Can a company’s executives or owners be held personally liable?

Yes. The Department of Justice has been aggressively pursuing individuals in FCA cases. DOJ guidance issued in recent years requires that DOJ attorneys explore individual culpability in conducting their investigations; it also requires that, when deciding whether to award cooperation credit to corporations, DOJ attorneys consider the extent to which the corporation affirmatively identified the individual(s) responsible for the misconduct. In the case of a CARES Act loan, these individuals would include, but would not be limited to, the authorized representative of the company who signed the application.

Liability can extend to others in the business to include executives, owners and board members who participate in the decisions concerning the application and certifications. As a possible bellwether case, DOJ recently pursued a pharmacy’s private equity fund owner for allegations that it had engaged in a kickback scheme resulting in the submission of false claims. The private equity owner, two executives and the pharmacy at issue reached a $21 million settlement with DOJ in September 2019.

Can a company’s executives or owners face criminal exposure?

Yes, if they knowingly made false statements. In the wake of the 2008 financial crisis, for example, numerous executives faced harsh criminal penalties for fraud committed on federal loan programs, such as the Troubled Asset Relief Program (TARP). The Special Inspector General for TARP (SIGTARP), the independent watchdog set up to police TARP funds, reports that, as of December 31, 2019, it criminally charged 438 individuals, of which 300 were sentenced to prison time, including 92 bank borrowers and 76 bankers.

The potential for criminal liability stems from, among other things, strict federal statutes prohibiting the making of false statements in connection with loan applications (which includes CARES Act loans), i.e., 18 U.S.C. § 1014, and with making false statements to the government, i.e., 18 U.S.C. § 1001. Liability under either statute carries significant monetary penalties and potential jail time, and can stem from both “knowing” and “willful” misstatements. These are often unforgiving standards, and the government need only show that the defendant conducted a deliberate act, like submitting a loan application, with knowledge that its contents were false. And in certain circumstances, the government need not even prove that the defendant knew the statement was false; it must prove only that a defendant made a material false statement and acted with a conscious purpose to avoid learning the truth.

What can I do now to limit my exposure?

As we have previously reported, government enforcement often ramps up after national emergencies, and in these unprecedented times it is already well underway.

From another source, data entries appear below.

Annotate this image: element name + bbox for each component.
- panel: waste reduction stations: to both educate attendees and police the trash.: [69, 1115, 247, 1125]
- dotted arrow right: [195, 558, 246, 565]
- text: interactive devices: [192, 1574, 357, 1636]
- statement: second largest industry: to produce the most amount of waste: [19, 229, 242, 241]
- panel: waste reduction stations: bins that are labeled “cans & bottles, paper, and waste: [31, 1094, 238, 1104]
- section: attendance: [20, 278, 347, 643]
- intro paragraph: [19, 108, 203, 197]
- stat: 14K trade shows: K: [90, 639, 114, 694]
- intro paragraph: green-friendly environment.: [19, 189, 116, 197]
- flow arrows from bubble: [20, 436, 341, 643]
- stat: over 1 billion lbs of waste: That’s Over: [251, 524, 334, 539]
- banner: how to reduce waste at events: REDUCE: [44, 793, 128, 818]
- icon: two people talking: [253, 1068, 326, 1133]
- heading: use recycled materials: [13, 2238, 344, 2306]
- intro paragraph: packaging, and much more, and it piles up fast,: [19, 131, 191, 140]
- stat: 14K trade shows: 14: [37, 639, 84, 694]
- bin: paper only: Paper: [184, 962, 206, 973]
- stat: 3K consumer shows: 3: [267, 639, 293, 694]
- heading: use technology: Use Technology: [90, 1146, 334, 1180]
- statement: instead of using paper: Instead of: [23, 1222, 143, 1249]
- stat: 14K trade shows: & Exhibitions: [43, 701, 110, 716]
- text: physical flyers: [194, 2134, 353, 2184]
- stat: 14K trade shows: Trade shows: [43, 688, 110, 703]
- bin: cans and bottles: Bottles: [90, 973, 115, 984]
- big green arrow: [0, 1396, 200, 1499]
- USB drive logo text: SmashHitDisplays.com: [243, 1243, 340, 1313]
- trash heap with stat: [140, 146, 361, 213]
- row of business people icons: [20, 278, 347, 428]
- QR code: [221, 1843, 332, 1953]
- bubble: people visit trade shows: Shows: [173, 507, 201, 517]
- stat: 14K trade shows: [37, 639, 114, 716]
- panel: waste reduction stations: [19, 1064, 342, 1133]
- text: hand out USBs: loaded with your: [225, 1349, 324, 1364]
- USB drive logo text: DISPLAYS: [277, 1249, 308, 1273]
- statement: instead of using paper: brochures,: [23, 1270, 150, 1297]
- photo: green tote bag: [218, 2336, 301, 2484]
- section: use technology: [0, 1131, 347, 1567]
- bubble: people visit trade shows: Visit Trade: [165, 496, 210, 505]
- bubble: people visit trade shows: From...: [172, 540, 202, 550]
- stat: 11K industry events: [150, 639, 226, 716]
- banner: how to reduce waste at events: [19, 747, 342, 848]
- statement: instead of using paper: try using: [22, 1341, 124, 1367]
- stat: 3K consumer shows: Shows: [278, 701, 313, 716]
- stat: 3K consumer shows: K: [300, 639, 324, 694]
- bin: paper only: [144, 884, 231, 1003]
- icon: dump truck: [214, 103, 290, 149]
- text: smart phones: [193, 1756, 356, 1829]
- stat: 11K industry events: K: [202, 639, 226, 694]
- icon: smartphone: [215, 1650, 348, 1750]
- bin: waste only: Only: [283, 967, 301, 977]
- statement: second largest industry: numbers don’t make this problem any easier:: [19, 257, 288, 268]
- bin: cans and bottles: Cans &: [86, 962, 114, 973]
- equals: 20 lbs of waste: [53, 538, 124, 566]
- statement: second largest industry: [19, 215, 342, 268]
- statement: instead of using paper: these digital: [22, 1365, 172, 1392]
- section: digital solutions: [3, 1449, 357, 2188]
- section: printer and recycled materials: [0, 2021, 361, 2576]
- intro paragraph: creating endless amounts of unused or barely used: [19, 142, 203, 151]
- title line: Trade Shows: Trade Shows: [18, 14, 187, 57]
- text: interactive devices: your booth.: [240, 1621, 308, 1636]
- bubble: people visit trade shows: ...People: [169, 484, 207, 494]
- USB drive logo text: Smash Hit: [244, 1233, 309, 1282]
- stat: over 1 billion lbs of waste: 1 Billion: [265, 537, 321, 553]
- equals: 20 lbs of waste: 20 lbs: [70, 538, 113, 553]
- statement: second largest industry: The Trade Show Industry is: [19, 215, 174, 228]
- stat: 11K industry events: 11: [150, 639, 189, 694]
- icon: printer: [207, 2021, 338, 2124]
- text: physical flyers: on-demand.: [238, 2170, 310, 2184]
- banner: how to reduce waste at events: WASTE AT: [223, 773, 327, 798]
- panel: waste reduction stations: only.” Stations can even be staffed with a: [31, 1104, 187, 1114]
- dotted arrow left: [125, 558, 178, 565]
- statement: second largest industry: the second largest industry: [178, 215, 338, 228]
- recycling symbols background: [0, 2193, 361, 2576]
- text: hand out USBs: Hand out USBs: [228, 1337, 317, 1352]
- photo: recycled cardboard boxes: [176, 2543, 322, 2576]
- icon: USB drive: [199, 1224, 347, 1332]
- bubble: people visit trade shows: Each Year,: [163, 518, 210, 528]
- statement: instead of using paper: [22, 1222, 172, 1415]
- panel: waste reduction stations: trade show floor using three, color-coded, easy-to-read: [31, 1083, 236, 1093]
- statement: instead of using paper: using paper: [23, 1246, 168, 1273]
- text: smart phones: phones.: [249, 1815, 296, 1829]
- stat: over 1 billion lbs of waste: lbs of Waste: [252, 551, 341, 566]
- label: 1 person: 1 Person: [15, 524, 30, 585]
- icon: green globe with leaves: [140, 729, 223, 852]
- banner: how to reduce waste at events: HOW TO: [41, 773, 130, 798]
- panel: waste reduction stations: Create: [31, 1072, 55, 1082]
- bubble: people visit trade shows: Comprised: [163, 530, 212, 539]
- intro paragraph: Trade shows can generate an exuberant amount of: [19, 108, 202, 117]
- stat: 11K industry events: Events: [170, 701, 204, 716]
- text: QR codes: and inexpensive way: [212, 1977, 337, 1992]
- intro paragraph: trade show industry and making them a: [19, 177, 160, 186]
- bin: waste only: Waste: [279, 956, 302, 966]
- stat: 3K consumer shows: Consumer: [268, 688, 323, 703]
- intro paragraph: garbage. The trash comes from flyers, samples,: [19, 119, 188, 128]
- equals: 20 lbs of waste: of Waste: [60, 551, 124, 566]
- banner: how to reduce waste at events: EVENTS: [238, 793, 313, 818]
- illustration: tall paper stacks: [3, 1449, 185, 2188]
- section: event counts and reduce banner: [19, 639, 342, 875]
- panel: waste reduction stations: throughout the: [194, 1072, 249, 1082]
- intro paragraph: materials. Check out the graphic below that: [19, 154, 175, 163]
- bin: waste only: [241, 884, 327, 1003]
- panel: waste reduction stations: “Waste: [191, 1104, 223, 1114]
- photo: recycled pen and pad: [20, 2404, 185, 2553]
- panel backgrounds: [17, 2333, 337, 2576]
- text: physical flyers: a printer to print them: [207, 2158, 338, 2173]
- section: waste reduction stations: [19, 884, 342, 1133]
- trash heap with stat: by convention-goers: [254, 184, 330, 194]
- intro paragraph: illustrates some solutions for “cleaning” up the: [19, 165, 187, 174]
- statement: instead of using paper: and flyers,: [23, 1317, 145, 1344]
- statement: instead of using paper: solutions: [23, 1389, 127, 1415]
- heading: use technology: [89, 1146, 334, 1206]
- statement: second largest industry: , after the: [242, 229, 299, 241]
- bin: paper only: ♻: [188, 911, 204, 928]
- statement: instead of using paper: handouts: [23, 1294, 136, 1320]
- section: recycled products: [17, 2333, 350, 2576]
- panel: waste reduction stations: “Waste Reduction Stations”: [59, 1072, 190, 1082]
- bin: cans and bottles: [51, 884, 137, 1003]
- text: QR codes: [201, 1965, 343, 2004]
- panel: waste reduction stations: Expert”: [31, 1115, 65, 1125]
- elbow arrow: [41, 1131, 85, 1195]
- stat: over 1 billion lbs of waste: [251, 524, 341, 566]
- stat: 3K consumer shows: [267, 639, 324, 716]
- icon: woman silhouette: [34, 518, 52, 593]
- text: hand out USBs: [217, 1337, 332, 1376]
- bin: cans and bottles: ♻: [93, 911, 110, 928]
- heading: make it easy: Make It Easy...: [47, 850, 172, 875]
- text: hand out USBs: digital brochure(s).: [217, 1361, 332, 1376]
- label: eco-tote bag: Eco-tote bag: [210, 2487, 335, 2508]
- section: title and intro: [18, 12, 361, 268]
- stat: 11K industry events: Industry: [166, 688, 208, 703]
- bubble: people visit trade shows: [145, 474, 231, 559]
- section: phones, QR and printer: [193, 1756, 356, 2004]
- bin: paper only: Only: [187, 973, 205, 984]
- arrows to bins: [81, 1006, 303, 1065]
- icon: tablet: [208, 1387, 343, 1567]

On March 20, 2020, the DOJ announced that “Attorney General Barr [had] directed all U.S. Attorneys to prioritize the investigation and prosecution of Coronavirus-related fraud schemes.” Media and congressional scrutiny of CARES Act funding recipients will only serve to focus public and DOJ scrutiny.

Accordingly, now is not the time to skip important compliance safeguards. Any business applying for government assistance should exercise care to ensure:

  • the accuracy of required certifications, and to know exactly what they are certifying;
  • appropriate documentation exists to support the borrower’s initial certifications, compliance with the loan terms and any subsequent certifications and/or claims made to the government;
  • public and internal statements by company representatives, including in SEC filings and to existing and prospective investors, for example, are consistent with representations made to the government;
  • continued compliance with any follow-on requirements for retaining the loan, obtaining loan forgiveness or submitting subsequent certifications;
  • internal compliance mechanisms (i.e., hotlines, auditing, etc.) are appropriately administered, funded, structured, staffed and maintained; and
  • complaints or allegations of fraud are taken seriously and appropriately investigated – indeed, whistleblowers often report fraud internally before going to the government.